In another interview, you revealed that you like to paint thermos flasks. How many new ones have you painted in recent months?

(Laughs) „Quite a few. I’ve also tried painting other objects, but have had no luck so far. I find painting relaxing; it’s completely different from making music, and when I’m painting I can listen to music without getting all analytical about it. Otherwise, I can only focus on how hard the drummer is hitting, how they’re using the bass, and so on. Music kind of loses its magic that way."

So what’s the story behind those thermos flasks?

„I couldn’t figure it out for the longest time; I just started painting them one day. I only recently came to realise that it’s related to my father. He and I would often get up at the same time in the morning, and he’d fill a large thermos flask with coffee and then put it in front of me on the kitchen table. The cap would be slightly open and make this sort of hissing sound, almost as if it were talking to me. It’s a fond memory for me. My father died when I was 15, and painting thermos flasks is my way of honouring his memory."

Tom Trago

Did your parents support you in pursuing a musical career?
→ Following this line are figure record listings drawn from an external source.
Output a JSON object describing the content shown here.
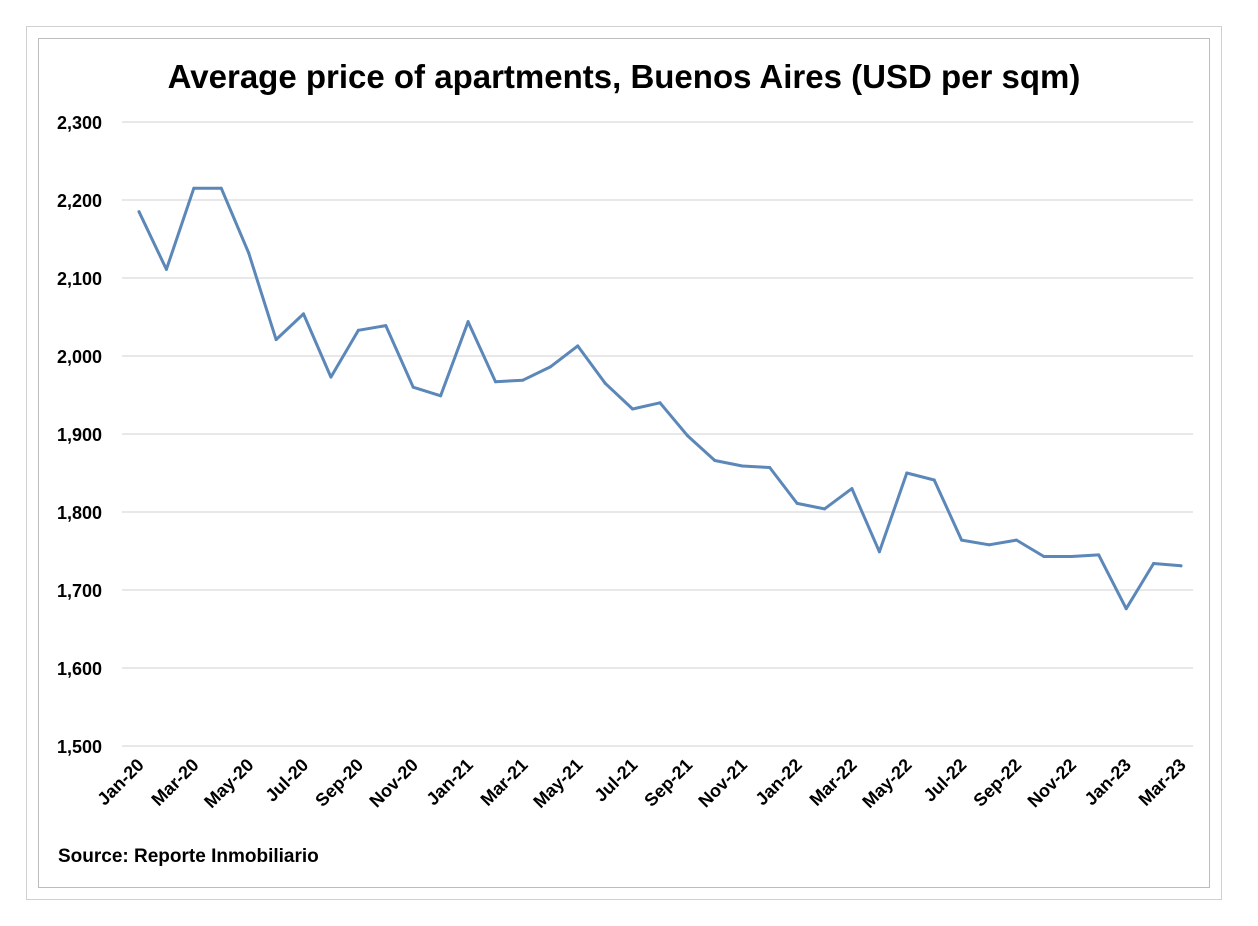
{
  "chart_data": {
    "type": "line",
    "title": "Average price of apartments, Buenos Aires (USD per sqm)",
    "source": "Source: Reporte Inmobiliario",
    "xlabel": "",
    "ylabel": "",
    "ylim": [
      1500,
      2300
    ],
    "y_ticks": [
      1500,
      1600,
      1700,
      1800,
      1900,
      2000,
      2100,
      2200,
      2300
    ],
    "y_tick_labels": [
      "1,500",
      "1,600",
      "1,700",
      "1,800",
      "1,900",
      "2,000",
      "2,100",
      "2,200",
      "2,300"
    ],
    "grid": true,
    "legend": "none",
    "line_color": "#5b87b9",
    "x": [
      "Jan-20",
      "Feb-20",
      "Mar-20",
      "Apr-20",
      "May-20",
      "Jun-20",
      "Jul-20",
      "Aug-20",
      "Sep-20",
      "Oct-20",
      "Nov-20",
      "Dec-20",
      "Jan-21",
      "Feb-21",
      "Mar-21",
      "Apr-21",
      "May-21",
      "Jun-21",
      "Jul-21",
      "Aug-21",
      "Sep-21",
      "Oct-21",
      "Nov-21",
      "Dec-21",
      "Jan-22",
      "Feb-22",
      "Mar-22",
      "Apr-22",
      "May-22",
      "Jun-22",
      "Jul-22",
      "Aug-22",
      "Sep-22",
      "Oct-22",
      "Nov-22",
      "Dec-22",
      "Jan-23",
      "Feb-23",
      "Mar-23"
    ],
    "x_tick_labels": [
      "Jan-20",
      "Mar-20",
      "May-20",
      "Jul-20",
      "Sep-20",
      "Nov-20",
      "Jan-21",
      "Mar-21",
      "May-21",
      "Jul-21",
      "Sep-21",
      "Nov-21",
      "Jan-22",
      "Mar-22",
      "May-22",
      "Jul-22",
      "Sep-22",
      "Nov-22",
      "Jan-23",
      "Mar-23"
    ],
    "series": [
      {
        "values": [
          2185,
          2111,
          2215,
          2215,
          2132,
          2021,
          2054,
          1973,
          2033,
          2039,
          1960,
          1949,
          2044,
          1967,
          1969,
          1986,
          2013,
          1965,
          1932,
          1940,
          1898,
          1866,
          1859,
          1857,
          1811,
          1804,
          1830,
          1749,
          1850,
          1841,
          1764,
          1758,
          1764,
          1743,
          1743,
          1745,
          1676,
          1734,
          1731
        ]
      }
    ]
  }
}
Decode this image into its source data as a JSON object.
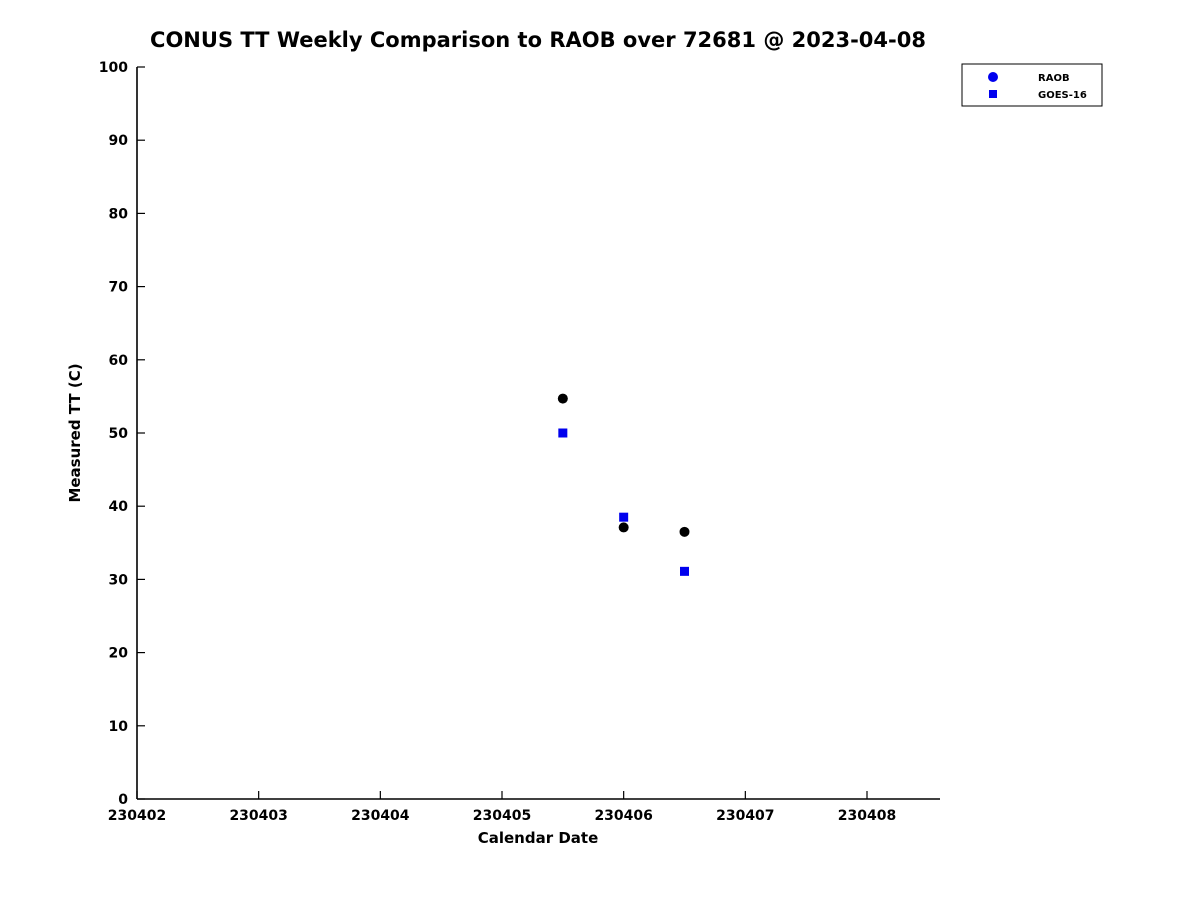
{
  "chart": {
    "title": "CONUS TT Weekly Comparison to RAOB over 72681 @ 2023-04-08",
    "xlabel": "Calendar Date",
    "ylabel": "Measured TT (C)"
  },
  "chart_data": {
    "type": "scatter",
    "title": "CONUS TT Weekly Comparison to RAOB over 72681 @ 2023-04-08",
    "xlabel": "Calendar Date",
    "ylabel": "Measured TT (C)",
    "xlim": [
      230402,
      230408.6
    ],
    "ylim": [
      0,
      100
    ],
    "xticks": [
      230402,
      230403,
      230404,
      230405,
      230406,
      230407,
      230408
    ],
    "yticks": [
      0,
      10,
      20,
      30,
      40,
      50,
      60,
      70,
      80,
      90,
      100
    ],
    "grid": false,
    "legend_position": "top-right",
    "series": [
      {
        "name": "RAOB",
        "marker": "circle",
        "color": "#000000",
        "legend_color": "#0000ee",
        "x": [
          230405.5,
          230406.0,
          230406.5
        ],
        "y": [
          54.7,
          37.1,
          36.5
        ]
      },
      {
        "name": "GOES-16",
        "marker": "square",
        "color": "#0000ee",
        "legend_color": "#0000ee",
        "x": [
          230405.5,
          230406.0,
          230406.5
        ],
        "y": [
          50.0,
          38.5,
          31.1
        ]
      }
    ]
  }
}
„Yes, very much so. I’m from a musical and creative family, and when I was young I’d listen to my parents’ albums and produce my own radio shows. My mother gave me a piano for my eighteenth birthday, which was a big influence on my style. After my father’s death, I decided to devote my life to music."

„Doing things the conventional way is not conducive to creativity."

„Back then, they didn’t have all those college-level music courses that they do now, so I had to play around with computer software to get the hang of everything. Whenever I was in a studio, people would react with surprise when they heard my stuff and tell me everything I was doing wrong. But having no clue what I was doing and not following the straight and narrow ended up being an asset. People who’ve had a formal musical education tend to be less likely to get experimental. I may have done some naive, stupid things back then, but they did help to shape my sound. I think that when it comes to creating something unique, being self-taught is the best education. Doing things the conventional way is not conducive to creativity."

Before we wrap up, could you tell us a little about the track you made for VU?

„VU asked me to create a track incorporating the call to prayer in different cultures. I’d never taken a conceptual approach to music before; that is, creating music based on anything other than 'this sounds good' or 'this feels good.' I made a selection and then cut a track. Some of the tracks are more similar to songs of prayer, and others deal with religion or the love of religion."

„The experience of being immersed in this genre of music was also quite special to me. I had a very liberal education. My parents leaned towards atheism, and every Monday night they’d listen to a radio programme called De Wandelende Tak. That show played mostly world music, a fair amount of which was religious. So in that sense, this project was a journey into the past for me, making it perfect for these reflective times during Covid-19."